1) Nice life = independence + purpose. And independence/freedom is the true measure of wealth (not your bank account).
2) What brings happiness is the contrast between what you have now and whatever you were just expecting (he also advocates keeping your expectations low, which I generally agree with).
3) In his words: “People become so nervous about what other people think of their lifestyle and investing decisions that they end up doing two things: performing for others, and copying a strategy that might work for someone else, but isn’t right for them.” Yep. That’s been me!
Honorable mention: Honorable mention to the honorable Ursula K. Le Guin. She was the author I read the most from/about this year. She’s just awesome. I’ll probably write more about her in the future (because she’s a masterful thinker and writer), but if you haven’t picked up any of her writing, I recommend you do so. Start with the The Lathe of Heaven.
Outro: Why do we read?
I’ll trade the royal “we” for the certainty of the “I.” I read to learn, to escape, to converse. Books are a conversation and whenever I visit a bookstore, I’m in tremendous awe of the thousands of individuals who spent hundreds or thousands of hours putting something out into the world that they are hoping a few people will choose to converse with. I read because I want to converse with these authors, to see what their ideas spark in me, and because a well-written phrase, passage, is one of the most consistent levers of joy that I’ve found in my life.

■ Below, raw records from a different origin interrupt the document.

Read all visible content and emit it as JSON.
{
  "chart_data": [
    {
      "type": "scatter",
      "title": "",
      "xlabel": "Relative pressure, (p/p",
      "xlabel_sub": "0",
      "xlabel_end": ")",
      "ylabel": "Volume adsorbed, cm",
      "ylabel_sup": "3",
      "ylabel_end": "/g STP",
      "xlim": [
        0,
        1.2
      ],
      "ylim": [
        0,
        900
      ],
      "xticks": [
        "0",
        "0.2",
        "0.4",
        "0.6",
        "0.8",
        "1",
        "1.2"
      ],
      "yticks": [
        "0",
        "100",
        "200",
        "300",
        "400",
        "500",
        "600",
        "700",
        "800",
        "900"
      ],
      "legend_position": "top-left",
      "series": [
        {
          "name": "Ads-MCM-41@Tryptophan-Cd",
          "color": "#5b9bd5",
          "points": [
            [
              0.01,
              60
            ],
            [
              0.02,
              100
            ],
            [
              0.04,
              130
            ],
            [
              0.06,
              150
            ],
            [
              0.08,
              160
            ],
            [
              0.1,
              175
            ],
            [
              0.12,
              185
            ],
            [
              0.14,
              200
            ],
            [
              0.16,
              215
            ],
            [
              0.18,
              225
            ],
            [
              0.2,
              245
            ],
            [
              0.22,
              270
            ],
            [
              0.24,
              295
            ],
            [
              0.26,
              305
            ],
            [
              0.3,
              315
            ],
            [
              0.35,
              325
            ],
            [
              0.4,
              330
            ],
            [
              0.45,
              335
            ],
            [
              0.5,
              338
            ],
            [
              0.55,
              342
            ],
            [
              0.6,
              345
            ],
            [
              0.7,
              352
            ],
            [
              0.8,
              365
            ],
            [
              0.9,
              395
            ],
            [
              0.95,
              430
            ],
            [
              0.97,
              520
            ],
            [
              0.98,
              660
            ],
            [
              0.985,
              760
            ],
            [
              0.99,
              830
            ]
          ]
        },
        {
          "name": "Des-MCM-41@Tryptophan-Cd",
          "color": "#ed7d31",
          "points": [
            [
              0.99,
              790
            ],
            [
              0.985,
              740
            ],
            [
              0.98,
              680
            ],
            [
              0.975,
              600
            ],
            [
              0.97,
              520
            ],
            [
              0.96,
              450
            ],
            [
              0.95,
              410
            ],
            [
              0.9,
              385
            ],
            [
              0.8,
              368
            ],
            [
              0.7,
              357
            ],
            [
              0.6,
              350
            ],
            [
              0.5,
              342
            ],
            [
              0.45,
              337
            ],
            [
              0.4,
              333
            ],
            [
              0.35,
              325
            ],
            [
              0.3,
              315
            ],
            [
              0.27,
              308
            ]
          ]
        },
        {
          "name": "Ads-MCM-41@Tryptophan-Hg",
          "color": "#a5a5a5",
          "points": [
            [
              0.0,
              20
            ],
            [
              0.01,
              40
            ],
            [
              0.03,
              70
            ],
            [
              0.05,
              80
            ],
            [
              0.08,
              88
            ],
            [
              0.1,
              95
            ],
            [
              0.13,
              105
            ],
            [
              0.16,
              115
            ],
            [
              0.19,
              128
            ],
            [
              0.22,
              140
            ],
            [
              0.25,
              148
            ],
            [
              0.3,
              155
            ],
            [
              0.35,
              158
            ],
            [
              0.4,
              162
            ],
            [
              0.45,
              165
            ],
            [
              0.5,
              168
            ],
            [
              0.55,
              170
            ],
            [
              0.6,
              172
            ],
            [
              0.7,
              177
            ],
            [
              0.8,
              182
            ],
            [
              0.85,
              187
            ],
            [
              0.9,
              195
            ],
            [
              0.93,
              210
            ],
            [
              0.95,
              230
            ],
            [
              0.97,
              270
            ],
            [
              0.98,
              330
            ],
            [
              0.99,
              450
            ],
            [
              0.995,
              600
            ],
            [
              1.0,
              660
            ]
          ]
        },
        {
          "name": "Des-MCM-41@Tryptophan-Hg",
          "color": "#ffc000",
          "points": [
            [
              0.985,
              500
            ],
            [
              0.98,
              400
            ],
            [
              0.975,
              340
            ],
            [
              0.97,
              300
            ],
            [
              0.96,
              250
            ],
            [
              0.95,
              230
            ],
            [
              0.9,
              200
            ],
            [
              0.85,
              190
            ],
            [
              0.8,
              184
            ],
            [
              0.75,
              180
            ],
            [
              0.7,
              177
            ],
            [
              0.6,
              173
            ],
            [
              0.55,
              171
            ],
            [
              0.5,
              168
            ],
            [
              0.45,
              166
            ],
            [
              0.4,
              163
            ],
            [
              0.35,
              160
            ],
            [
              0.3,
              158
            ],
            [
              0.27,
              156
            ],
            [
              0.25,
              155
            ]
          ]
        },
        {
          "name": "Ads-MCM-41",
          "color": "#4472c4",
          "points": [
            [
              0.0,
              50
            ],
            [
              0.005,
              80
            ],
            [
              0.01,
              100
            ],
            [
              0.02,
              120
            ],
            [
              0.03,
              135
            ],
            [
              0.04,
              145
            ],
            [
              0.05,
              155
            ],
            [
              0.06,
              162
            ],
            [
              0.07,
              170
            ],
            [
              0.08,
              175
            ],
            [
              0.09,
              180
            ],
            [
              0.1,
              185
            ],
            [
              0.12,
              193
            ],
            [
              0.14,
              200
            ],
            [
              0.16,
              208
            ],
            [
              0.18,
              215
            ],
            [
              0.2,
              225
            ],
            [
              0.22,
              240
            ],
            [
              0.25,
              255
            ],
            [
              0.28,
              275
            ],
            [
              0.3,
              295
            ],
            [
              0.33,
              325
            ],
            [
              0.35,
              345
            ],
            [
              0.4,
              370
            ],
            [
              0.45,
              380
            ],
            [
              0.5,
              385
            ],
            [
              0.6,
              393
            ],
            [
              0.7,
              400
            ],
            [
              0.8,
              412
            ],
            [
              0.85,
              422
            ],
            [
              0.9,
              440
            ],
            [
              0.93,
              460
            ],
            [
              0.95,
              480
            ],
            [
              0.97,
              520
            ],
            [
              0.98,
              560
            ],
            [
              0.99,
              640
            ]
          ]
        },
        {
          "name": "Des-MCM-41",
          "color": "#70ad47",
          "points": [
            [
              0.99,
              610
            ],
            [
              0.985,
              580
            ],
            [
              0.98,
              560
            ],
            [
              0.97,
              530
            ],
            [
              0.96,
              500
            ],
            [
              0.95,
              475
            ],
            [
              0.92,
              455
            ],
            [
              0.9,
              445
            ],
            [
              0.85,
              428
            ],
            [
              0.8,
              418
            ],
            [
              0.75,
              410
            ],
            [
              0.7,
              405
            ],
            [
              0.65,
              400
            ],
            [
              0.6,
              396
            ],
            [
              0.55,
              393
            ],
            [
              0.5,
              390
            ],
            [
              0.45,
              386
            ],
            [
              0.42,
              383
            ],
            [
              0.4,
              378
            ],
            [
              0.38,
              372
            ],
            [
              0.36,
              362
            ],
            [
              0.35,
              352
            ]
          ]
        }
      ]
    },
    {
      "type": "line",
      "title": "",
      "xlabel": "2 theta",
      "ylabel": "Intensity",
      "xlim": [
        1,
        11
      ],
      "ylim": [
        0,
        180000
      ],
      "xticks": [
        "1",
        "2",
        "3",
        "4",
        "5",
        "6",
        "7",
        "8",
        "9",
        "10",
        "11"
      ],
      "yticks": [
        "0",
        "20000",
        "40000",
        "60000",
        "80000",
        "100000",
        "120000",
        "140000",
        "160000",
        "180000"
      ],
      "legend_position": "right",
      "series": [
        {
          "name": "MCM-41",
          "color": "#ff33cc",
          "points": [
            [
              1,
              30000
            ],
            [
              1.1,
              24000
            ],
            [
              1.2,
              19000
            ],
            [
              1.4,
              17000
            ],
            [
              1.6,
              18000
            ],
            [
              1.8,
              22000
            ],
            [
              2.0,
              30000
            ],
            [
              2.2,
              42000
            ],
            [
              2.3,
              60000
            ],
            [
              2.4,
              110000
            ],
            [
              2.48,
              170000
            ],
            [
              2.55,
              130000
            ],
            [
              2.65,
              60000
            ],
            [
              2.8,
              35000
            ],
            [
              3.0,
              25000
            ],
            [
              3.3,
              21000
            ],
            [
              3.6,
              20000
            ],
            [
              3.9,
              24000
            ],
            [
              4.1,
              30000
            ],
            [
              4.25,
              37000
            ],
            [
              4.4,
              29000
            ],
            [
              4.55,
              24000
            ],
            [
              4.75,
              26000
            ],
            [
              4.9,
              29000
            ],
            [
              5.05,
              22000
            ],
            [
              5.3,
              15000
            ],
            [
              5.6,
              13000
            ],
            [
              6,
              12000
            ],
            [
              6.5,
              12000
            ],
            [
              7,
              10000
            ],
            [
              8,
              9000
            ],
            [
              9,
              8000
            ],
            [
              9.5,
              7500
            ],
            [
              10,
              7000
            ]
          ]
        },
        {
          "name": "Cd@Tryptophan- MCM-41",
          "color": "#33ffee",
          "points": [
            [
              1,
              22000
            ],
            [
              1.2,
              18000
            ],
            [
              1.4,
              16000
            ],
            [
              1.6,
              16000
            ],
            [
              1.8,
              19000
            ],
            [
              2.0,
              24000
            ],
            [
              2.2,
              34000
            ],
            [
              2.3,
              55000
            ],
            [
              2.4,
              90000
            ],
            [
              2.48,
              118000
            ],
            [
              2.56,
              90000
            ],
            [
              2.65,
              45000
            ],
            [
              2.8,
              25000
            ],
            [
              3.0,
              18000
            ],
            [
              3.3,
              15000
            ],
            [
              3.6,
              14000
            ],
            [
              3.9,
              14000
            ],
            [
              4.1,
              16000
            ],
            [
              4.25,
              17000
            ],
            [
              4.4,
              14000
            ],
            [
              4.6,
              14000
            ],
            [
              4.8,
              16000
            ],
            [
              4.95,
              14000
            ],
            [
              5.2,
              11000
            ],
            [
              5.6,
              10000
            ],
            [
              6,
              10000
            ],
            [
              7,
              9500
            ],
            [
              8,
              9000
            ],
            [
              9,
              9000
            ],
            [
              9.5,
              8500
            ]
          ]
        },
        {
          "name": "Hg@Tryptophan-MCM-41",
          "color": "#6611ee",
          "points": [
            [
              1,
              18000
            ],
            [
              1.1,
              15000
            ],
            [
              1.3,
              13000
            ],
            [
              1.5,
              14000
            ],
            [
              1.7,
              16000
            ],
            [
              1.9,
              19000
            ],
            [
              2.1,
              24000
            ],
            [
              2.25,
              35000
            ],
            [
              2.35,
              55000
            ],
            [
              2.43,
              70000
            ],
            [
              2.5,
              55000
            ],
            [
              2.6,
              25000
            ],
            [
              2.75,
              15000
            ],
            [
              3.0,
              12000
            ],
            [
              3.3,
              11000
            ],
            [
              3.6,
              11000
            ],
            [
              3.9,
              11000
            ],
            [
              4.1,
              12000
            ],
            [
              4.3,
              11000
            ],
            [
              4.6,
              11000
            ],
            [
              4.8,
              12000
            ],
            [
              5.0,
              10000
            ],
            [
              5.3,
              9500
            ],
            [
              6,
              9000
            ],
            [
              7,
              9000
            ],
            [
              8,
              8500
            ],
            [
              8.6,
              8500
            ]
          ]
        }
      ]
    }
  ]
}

Ultimately, I read because of the effect of having conversed with the pages. In the words of Mexican writer Gabriel Zaid from So Many Books: Reading and Publishing in an Age of Abundance:
“What matters is how we feel, how we see, what we do after reading; whether the street and the clouds and the existence of others mean anything to us; whether reading makes us, physically, more alive.”

A Japanese term that loosely means the art of buying books and leaving them unread. Tsundoku was explored beautifully in this essay by my friend Alex Michael.
Incidentally, “asymmetry” has become one of my favorite words. And the fact that there an asymmetry in how the word is formed makes it even more delightful.
This is a theory in progress, so please indulge me.